"Em vinte e oito dias e meio por mês, em trezentos e quarenta e dois dias e meio por ano, Lisboa padece esta doença perigosa: a nostalgia da carne.
E querem ideias, querem carácter, querem músculos, querem força, querem bom senso, querem firmeza, querem vontade, querem opinião!
Ah! querem tudo isso? Dêem-nos carne.
Olhem-me para este habitante ... (...) Ele vem simplesmente do dia primeiro do mês antecedente e dirige-se lentamente para o dia primeiro do mês seguinte; ele vem do último jantar de carne, cuja memória se lhe perde confusamente, ao longe, nas brumas da história, e adianta-se para o jantar de carne do dia seguinte, oculto nas incertezas do futuro. Através de todo o seu trabalho mental, ele lembra-se vagamente de uma coisa - a carne, a saudade eterna, a permanente e roedora melancolia!
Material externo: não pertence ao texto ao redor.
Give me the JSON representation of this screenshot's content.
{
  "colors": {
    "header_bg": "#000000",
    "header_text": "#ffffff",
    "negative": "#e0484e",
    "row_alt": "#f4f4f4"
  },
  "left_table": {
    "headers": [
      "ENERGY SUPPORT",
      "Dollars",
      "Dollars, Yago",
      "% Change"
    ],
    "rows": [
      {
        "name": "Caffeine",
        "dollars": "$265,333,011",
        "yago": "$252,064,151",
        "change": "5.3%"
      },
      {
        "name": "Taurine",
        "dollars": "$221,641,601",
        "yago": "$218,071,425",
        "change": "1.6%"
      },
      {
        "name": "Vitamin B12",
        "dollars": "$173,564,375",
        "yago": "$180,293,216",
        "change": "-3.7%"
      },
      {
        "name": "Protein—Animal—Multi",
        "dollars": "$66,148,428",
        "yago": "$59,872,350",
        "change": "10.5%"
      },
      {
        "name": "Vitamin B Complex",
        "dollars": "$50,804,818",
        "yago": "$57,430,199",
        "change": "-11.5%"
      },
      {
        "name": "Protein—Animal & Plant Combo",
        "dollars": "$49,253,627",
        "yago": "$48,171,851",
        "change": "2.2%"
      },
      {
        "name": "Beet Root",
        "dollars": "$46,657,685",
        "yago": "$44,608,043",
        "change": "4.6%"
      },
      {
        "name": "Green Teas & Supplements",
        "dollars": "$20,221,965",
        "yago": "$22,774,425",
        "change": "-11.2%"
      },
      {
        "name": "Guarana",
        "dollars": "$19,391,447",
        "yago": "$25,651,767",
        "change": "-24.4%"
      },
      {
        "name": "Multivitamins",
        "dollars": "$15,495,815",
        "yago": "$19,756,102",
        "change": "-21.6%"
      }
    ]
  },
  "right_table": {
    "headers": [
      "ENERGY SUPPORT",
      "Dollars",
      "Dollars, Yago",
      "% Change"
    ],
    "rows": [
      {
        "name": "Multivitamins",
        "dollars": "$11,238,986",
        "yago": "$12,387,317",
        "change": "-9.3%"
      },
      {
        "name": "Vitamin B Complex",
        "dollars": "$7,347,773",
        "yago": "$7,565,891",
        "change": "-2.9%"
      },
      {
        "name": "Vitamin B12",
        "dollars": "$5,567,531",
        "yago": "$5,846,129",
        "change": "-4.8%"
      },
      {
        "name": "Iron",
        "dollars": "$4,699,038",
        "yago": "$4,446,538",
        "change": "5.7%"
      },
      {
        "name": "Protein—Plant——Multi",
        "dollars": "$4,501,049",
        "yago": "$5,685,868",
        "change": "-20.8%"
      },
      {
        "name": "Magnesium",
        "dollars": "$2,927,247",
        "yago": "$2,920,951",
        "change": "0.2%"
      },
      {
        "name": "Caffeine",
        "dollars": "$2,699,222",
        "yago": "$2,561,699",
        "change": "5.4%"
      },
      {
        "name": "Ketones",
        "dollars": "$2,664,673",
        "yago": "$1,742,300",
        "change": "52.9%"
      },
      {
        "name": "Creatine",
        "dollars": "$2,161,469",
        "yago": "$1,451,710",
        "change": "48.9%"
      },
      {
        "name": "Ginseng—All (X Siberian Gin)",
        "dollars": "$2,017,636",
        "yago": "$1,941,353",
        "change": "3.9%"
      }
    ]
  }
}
(...) Pois bem! propinem-se-lhe três costeletas por cada um dos trezentos e sessenta e cinco dias que tem o ano, com mais três costeletas suplementares para o exercício dos anos bissextos, duas dessas costeletas da espécie ovina ao almoço, uma da espécie bovina ao jantar, e ela desmedrará em sentimentalidade e em cuia tudo quanto adquirir em cor e em sangue.
(...) Mas não se pode ter tudo: pão e circo, costeletas e ociosidade, desordem e bife!"